Recent findings have unambiguously demonstrated that DNA G-rich sequences can adopt a G-quadruplex folding in living cells, thus further validating them as crucial targets for anticancer therapy. Herein, to identify new potent G4 binders as antitumor drug candidates, we have targeted a 24-nt G4-forming telomeric sequence employing a receptor-based virtual screening approach. Among the best candidates, in vitro binding experiments allowed identification of three novel G4 ligands. Among them, the best compound features an unprecedented binding selectivity for the human telomeric DNA G-quadruplex with no detectable binding for other G4-forming sequences present at different genomic sites. This behavior correlates with the detected ability to generate DNA damage response in tumor cells at the telomeric level and efficient antiproliferative effect on different tumor cell lines at low micromolar concentrations.

On and off-target effects of telomere uncapping G-quadruplex selective ligands based on pentacyclic acridinium salts.

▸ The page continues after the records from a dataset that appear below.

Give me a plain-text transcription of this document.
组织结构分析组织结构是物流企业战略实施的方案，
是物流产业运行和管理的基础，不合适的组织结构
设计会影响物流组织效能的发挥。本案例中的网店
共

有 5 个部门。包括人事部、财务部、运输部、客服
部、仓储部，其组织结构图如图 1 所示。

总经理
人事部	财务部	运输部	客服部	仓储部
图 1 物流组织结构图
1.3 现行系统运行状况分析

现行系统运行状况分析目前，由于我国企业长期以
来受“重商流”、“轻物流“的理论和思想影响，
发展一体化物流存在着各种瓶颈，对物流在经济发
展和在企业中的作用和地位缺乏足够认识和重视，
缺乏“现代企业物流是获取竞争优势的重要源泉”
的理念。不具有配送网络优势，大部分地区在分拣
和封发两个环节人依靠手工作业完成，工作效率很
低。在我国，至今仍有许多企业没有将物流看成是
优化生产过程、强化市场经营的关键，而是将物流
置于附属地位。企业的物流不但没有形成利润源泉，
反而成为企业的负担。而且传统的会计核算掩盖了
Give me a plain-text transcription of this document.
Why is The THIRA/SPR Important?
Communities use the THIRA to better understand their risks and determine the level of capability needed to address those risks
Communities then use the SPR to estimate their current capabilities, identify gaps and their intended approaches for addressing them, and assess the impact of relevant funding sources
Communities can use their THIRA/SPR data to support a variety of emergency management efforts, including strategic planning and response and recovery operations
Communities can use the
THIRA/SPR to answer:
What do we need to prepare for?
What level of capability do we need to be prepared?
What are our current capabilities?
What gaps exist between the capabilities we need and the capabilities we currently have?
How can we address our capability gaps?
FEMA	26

Quadruplexes DNA are present in telomeric DNA as well as in several cancer-related gene promoters and hence affect gene expression and subsequent biological processes. The conformations of G4 provide selective recognition sites for small molecules and thus these structures have become important drug-design targets for cancer treatment. The DNA G-quadruplex binding pentacyclic acridinium salt RHPS4 (1) has many pharmacological attributes of an ideal telomere-targeting agent but has undesirable off-target liabilities. Notably a cardiovascular effect was evident in a guinea pig model, manifested by a marked and sustained increase in QTcB interval. In accordance with this, significant interaction with the human recombinant ß2 adrenergic receptor, and M1, M2 and M3 muscarinic receptors was observed, together with a high inhibition of the hERG tail current tested in a patch clamp assay. Two related pentacyclic structures, the acetylamines (2) and (3), both show a modest interaction with ß2 adrenergic receptor, and do not significatively inhibit the hERG tail current while demonstrating potent telomere on-target properties comparing closely with 1. Of the two isomers, the 2-acetyl-aminopentacycle (2) more closely mimics the overall biological profile of 1 and this information will be used to guide further synthetic efforts to identify novel variants of this chemotype, to maximize on-target and minimize off-target activities. Consequently, the improvement of toxicological profile of these compounds could therefore lead to the obtainment of suitable molecules for clinical development offering new pharmacological strategies in cancer treatment.